If journalism is a first draft of history, Physics World writer Edwin Cartlidge has done a superb job this month of reporting on the "Proton Radius Puzzle" and the pitfalls of combining data from multiple studies. Cartlidge's piece is also a superb case study of a phenomenon described by David Bailey a few years ago.
Over time, a number of experiments around the world, using different physical principles, attempted to measure the radius of the proton. An international group, CODATA, has the task of compiling all such data and basically reporting the community's best estimate. This is done by first voting on which studies should be included; then the data are simply (weighted) averaged; presumably the weights are determined by the error bars reported by the individual studies. The thus combined estimate, it is hoped, will have a more accurate point estimate, and narrow error bars, than any of the individual findings. The former chair of the CODATA group working on the proton radius is quoted in Cartlidge's article arguing that this process incorporates all "individually credible results" but passes no judgment on whether each of those results is "right or wrong", a task that "would require superhuman powers".
Well, for about eight years, the measurement by the CREMA experiment, using a unique muon-based principle, was excluded from the average, as it was an outlier compared to other reports (in exactly the sense that Bailey has described). However, in the interim, other groups using the more conventional approaches started to obtain results comparable to the lower value given by CREMA. In 2018 CODATA finally incorporated the outlying results, though the stated error bars for the combined estimate had increased, unsurprisingly. See Cartlidge's article for the twists and turns of the story.
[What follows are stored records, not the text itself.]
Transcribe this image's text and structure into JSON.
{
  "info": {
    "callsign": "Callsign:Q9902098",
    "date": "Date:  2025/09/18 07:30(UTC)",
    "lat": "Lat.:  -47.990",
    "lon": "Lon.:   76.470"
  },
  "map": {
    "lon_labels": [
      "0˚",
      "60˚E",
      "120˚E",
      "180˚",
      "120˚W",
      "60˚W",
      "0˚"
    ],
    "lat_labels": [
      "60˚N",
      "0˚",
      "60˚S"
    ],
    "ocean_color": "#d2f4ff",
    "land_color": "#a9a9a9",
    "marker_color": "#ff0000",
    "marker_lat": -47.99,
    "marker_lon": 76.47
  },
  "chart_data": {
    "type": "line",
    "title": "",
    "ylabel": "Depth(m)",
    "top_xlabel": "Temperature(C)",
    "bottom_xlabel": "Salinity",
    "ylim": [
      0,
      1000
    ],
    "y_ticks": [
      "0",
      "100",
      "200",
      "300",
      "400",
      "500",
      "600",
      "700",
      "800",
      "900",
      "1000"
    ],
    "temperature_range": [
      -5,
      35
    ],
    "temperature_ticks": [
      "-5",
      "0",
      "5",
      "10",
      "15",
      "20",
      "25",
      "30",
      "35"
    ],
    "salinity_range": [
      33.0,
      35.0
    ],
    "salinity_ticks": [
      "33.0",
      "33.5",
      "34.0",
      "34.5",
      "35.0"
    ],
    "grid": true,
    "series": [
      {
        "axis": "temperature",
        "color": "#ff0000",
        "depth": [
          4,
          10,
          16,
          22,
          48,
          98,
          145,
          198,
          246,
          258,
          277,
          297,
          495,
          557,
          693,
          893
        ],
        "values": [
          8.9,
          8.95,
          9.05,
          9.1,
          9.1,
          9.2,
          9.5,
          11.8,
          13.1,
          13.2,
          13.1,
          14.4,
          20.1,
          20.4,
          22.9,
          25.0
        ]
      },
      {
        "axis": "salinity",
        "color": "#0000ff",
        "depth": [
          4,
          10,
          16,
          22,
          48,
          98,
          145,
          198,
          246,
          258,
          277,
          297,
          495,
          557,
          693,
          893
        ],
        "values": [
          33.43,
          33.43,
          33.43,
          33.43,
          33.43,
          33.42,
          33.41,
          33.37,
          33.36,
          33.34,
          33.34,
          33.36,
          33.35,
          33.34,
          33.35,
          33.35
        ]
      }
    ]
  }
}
DTLR's interest here is in the whole concept of combining data. Something like this is widely practiced in statistics, under the name "meta-analysis". I consider this poor practice, because it sweeps under the rug potential systematic errors in the individual results. In the proton radius case, Cartlidge even seems to suggest that groupthink might have been at play in the CODATA decisions.
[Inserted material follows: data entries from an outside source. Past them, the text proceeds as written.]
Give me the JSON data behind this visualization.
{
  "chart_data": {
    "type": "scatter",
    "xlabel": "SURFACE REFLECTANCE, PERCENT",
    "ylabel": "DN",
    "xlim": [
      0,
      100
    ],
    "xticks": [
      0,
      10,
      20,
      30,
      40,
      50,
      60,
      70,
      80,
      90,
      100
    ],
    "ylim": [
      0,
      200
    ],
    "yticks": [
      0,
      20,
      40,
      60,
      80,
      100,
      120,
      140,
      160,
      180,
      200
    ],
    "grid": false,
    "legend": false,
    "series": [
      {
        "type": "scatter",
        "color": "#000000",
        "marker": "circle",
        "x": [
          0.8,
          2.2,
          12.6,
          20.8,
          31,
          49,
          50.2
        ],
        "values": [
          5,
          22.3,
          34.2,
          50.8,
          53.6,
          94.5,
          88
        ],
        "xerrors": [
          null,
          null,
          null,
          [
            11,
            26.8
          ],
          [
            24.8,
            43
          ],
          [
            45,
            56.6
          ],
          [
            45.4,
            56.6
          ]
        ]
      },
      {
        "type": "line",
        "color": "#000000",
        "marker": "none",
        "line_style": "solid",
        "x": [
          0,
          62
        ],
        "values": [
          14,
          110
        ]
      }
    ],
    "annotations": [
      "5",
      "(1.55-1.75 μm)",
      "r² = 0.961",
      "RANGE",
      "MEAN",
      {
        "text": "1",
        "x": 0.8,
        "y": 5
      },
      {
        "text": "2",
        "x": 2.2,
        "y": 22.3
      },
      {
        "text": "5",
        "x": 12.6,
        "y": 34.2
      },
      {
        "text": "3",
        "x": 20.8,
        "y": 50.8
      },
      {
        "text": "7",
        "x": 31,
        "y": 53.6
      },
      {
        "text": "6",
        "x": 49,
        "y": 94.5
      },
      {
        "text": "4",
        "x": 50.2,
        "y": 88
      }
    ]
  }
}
Here is DTLR's opinion about combinging data from multiple studies. Don't do it. Instead of meta-analysis, the individual study results, with their error bars, should simply be displayed together. Users should be directed to critically review the study design, execution, analysis, and reporting of the individual studies, seeking out differences among them. Authors of systematic reviews should use their judgment and discuss the similarities and differences, without blindly pooling all the data together. Cartlidge writes, "the CREMA result was not really at odds with individual spectroscopy experiments – all but one differed by no more than 1.5 standard deviations, or σ. The only significant disparity – of at least 5 σ – arose when the conventional data were averaged and the error bars shrunk. But that disparity could only be maintained if the muon result itself was kept out of the fitting process – given how much it would otherwise shift the CODATA average towards itself." My interpretation is that the artificial task of combining the data drove the source of confusion; this would have been avoided by simply presenting all the individual study results separately. The field has clearly not reached sufficient maturity for a combined "best" estimate to be meaningful, in my opinion, and this is probably even more true of the meta-analyses often reported in the medical and public health literature.
Just days after Cartlidge's article came out, another one authored by him was published that also has combining data at its heart. This one was about gravitational waves, but the story is complicated even further by the waveform modeling required to interpret gravitaitional wave signals.